Karl Unterfrauner begibt sich 2009 mit seiner Kamera, zu Fuß auf eine Erkundungsreise durch verborgene Landstriche unterhalb der Brennerautobahn, entlang des Eisacktals. Die auf riesigen Brückenkonstruktionen ruhende, zwischen 1960 und 1970 erbaute Straße, veränderte unweigerlich die Landschaft und sozioökonomische Realität vor Ort. So, wie der Reisende, der auf der Autobahn von Norden nach Süden und wieder zurückfährt, die Landschaft, die Berge und den Fluss aus der Vogelperspektive betrachtet, so hat Unterfrauner, der durch die darunterliegende Welt reist, sich entschlossen, Niemandsland zu betreten, einen von Menschen geschaffenen Nicht-Ort, einen Schutthaufen, der durch den Bau der Autobahn entstanden und zu einem idealen Refugium für die Natur geworden ist. In diesem ungestörten, für Pflanzen und Tiere geschützten Lebensraum, der sich unsichtbar für den Menschen ausbreitet und wächst, konzentriert der Künstler seine Aufmerksamkeit ausschließlich auf jene nicht einheimischen, pionierhaften Pflanzen, die „Neophyten“.

Zwischen 2009 und 2010 beginnt Unterfrauner sie zu fotografieren. Doch um sie überhaupt erkennen zu können, sind Vorkenntnisse nötig, die der Künstler dank der Unterstützung eines Botanik-Experten und Forschers an der Eurac erwirbt, der ihn auf dieser Entdeckungsreise begleitete. Unterfrauner schafft einen Bildkorpus, der 2010 im Rahmen des Kooperationsprojekts zwischen Museion und Eurac „Museion at the Eurac tower – Wissen schaf(f)t Kunst“, ausgestellt wird. Dank dieser Zusammenarbeit sind zwei Werke aus der Neophyten-Reihe, Riesen Bärenklau (2010) und Götterbaum (2010), nun Teil der Sammlung des Museion.

Karl Unterfrauner, Neophyten – Riesen Bärenklau, 2010. Farbfotografie, 102 x 68 cm. Sammlung Museion. Foto: Courtesy Karl Unterfrauner

Die Fotografien konzentrieren sich auf einzelne Pflanzen und zeigen sie sowohl in der natürlichen Umgebung (wie im Fall von Riesen Bärenklau) als auch in anthropisierter Umgebung (im Fall von Götterbaum).

Was den Künstler jedoch am meisten interessiert, sind in Wahrheit die Überlebensstrategien dieser Pflanzen: der Fokus liegt auf dem Konzept einer mächtigen Natur, die ihre Strategien verfolgt und sich geschickt in unserer zivilisierten Umwelt durchzusetzen vermag.

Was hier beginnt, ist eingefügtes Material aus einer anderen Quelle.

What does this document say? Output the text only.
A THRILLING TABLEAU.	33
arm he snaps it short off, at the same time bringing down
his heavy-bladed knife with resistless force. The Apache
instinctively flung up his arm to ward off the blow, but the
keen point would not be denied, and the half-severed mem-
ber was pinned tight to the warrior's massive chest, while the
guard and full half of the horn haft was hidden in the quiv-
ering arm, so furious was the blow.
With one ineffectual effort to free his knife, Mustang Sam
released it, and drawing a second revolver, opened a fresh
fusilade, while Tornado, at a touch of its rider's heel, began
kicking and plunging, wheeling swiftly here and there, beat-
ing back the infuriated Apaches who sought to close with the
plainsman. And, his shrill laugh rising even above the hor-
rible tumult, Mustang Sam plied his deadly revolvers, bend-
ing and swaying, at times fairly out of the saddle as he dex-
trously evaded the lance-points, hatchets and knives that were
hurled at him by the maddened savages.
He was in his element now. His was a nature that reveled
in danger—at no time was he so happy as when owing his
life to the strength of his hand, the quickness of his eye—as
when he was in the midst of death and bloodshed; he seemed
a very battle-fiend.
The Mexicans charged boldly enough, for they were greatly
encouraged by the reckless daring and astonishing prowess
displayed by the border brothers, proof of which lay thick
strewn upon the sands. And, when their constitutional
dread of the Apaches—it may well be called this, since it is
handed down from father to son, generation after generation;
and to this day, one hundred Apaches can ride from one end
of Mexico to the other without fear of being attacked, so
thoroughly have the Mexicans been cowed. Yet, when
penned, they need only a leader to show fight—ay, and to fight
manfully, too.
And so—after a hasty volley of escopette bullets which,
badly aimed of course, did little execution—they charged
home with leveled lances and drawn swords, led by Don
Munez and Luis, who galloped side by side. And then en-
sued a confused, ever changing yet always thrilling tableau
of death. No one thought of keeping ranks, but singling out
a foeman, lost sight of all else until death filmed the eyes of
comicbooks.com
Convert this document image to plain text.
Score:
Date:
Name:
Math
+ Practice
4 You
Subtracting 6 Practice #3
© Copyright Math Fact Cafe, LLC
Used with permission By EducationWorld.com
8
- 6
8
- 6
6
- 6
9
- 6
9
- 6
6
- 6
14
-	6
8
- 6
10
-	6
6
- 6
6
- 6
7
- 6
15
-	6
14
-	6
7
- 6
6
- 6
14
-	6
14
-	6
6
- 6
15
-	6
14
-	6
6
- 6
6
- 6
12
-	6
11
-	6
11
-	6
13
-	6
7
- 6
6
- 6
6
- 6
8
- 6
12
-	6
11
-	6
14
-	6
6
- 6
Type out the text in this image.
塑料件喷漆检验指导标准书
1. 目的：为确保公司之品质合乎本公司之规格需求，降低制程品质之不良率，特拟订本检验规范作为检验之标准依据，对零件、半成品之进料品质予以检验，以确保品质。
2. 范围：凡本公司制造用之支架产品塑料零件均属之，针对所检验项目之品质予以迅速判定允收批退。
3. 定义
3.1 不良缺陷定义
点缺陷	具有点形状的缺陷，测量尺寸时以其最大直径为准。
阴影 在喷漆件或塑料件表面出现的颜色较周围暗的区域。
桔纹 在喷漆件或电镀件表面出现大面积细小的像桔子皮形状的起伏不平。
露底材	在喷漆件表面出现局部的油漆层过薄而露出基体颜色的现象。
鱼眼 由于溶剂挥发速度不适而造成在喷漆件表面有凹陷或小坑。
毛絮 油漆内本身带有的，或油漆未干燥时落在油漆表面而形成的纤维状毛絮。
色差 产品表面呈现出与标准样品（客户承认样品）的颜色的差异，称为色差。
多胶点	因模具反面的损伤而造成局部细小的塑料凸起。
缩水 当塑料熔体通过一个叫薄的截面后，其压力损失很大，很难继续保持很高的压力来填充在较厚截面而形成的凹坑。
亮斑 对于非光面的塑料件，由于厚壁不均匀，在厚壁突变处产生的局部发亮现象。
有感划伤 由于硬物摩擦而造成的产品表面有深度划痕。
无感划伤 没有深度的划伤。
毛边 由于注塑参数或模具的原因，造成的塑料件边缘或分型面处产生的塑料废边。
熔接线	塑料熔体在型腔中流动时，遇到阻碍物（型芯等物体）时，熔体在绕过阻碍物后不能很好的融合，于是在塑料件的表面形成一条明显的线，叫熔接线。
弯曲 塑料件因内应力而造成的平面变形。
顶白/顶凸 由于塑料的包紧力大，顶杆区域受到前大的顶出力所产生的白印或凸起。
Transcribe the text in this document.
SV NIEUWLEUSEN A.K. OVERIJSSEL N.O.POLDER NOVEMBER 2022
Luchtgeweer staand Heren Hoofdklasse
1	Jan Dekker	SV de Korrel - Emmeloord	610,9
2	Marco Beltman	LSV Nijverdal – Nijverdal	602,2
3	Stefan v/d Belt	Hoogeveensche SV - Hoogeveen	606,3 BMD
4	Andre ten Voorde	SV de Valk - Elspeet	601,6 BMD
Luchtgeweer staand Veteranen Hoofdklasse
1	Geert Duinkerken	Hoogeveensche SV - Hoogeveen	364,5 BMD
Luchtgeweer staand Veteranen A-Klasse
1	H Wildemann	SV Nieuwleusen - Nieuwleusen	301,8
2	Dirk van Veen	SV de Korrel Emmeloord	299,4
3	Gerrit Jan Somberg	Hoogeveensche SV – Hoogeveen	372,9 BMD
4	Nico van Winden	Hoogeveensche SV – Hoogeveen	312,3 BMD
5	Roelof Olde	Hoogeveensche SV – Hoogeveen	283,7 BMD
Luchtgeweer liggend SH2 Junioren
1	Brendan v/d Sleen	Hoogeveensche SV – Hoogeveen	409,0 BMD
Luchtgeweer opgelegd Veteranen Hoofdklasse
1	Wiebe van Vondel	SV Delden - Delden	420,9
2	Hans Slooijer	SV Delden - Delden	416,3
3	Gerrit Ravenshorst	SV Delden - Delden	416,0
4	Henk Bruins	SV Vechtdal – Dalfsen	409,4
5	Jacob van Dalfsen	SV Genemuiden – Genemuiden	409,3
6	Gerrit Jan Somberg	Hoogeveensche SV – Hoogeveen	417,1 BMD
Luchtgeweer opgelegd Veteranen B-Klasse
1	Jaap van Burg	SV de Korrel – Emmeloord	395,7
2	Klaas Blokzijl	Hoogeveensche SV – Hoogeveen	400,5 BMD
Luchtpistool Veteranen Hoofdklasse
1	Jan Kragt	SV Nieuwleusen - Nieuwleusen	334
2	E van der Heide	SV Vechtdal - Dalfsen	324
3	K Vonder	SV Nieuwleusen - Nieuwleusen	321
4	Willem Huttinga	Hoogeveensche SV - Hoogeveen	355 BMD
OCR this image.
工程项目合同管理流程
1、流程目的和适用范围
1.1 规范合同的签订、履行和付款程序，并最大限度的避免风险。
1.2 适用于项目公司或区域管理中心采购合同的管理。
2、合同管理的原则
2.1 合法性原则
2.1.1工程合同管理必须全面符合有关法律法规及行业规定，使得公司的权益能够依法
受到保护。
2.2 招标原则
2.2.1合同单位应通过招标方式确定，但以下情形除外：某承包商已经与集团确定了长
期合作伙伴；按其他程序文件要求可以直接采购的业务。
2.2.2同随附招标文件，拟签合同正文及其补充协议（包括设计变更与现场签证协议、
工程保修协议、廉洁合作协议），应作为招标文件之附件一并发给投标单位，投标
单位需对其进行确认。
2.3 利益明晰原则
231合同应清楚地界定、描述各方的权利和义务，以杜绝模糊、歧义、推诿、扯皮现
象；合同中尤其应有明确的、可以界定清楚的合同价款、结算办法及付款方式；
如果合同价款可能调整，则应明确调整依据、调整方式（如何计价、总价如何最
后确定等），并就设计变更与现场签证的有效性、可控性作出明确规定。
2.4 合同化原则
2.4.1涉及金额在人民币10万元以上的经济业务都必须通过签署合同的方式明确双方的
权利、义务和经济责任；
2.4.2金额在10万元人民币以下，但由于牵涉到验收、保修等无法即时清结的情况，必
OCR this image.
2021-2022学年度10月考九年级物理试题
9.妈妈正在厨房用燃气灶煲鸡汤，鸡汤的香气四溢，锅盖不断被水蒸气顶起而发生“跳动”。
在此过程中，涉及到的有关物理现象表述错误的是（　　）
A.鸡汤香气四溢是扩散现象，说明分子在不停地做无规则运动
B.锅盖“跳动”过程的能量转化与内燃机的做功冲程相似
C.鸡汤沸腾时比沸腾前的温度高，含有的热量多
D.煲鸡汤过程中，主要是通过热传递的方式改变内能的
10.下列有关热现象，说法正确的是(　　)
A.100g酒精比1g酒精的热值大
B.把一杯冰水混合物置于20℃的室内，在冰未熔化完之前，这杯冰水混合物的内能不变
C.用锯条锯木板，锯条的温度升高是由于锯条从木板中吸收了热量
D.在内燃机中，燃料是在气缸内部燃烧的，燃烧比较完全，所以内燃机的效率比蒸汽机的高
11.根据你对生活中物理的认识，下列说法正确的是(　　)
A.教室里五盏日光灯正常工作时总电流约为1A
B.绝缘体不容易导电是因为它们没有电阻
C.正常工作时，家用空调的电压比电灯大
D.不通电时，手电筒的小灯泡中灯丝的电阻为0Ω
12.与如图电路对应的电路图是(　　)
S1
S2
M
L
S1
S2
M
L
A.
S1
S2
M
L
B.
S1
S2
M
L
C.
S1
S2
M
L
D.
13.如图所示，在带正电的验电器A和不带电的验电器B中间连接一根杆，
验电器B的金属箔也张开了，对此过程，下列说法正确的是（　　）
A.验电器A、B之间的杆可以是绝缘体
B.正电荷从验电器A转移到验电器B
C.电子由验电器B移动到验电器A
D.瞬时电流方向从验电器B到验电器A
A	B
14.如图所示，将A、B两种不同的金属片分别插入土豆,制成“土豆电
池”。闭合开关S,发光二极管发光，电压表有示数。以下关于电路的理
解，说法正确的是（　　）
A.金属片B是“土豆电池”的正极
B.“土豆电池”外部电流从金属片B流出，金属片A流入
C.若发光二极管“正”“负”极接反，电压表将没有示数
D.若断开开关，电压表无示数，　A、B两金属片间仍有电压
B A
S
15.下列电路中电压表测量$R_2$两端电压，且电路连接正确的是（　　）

Aus künstlerischer Sicht lässt Unterfrauners Projekt gewisse Parallelen zu den Arbeiten von Lois und Franziska Weinberger erkennen, die 1997 bei der documenta X in Kassel ruderale Gewächse entlang der stillgelegten Gleise des Kulturbahnhofs pflanzten. Als ortsspezifische Intervention legten sie einen üppig gedeihenden Garten mit Pflanzen aus Süd- und Osteuropa an, die normalerweise in verlassenen Zonen wachsen und regten so Reflexionen über Vielfalt, sei es kulturelle Vielfalt oder Biodiversität, an.

Unterfrauner erzählt mittels unscheinbarer Pflanzen, den „Elenden“ der Pflanzenwelt, allgemein als Unkraut bekannt, subtile Geschichten von Kulturtransfers, Überlebenskämpfen und Anpassungsfähigkeit.

Inwiefern sind in der Pflanzen- oder Tierwelt bzw. in der menschlichen Welt die Grenzen fließend? Inwieweit konfrontiert uns die Globalisierung mit fragilen und instabilen Gleichgewichten? Welche Verbindung besteht zwischen biologischer und kultureller Vielfalt, zwischen verschiedenen Ökosystemen und der Diversität, die sich in der Vielfalt menschlicher Gemeinschaften in der Welt verwirklicht? So lassen uns die Werke von Karl Unterfrauner mit vielen offenen Fragen und signifikanten Denkanstößen zurück.

Elena Bini (Bozen, 1973) ist verantwortlich für die Abteilung Organisation der Sammlung/Archiv des Museion. Sie hat Conservazione dei Beni Culturali an der Universität Udine studiert. Danach hat sie Kunstgeschichte unterrichtet und in der Kunstvermittlung gearbeitet. In ihrer Freizeit liest sie gerne (alles mögliche), gerne geht sie in der Früh joggen (aber nicht zu früh) und beobachtet Tiere in der freien Natur.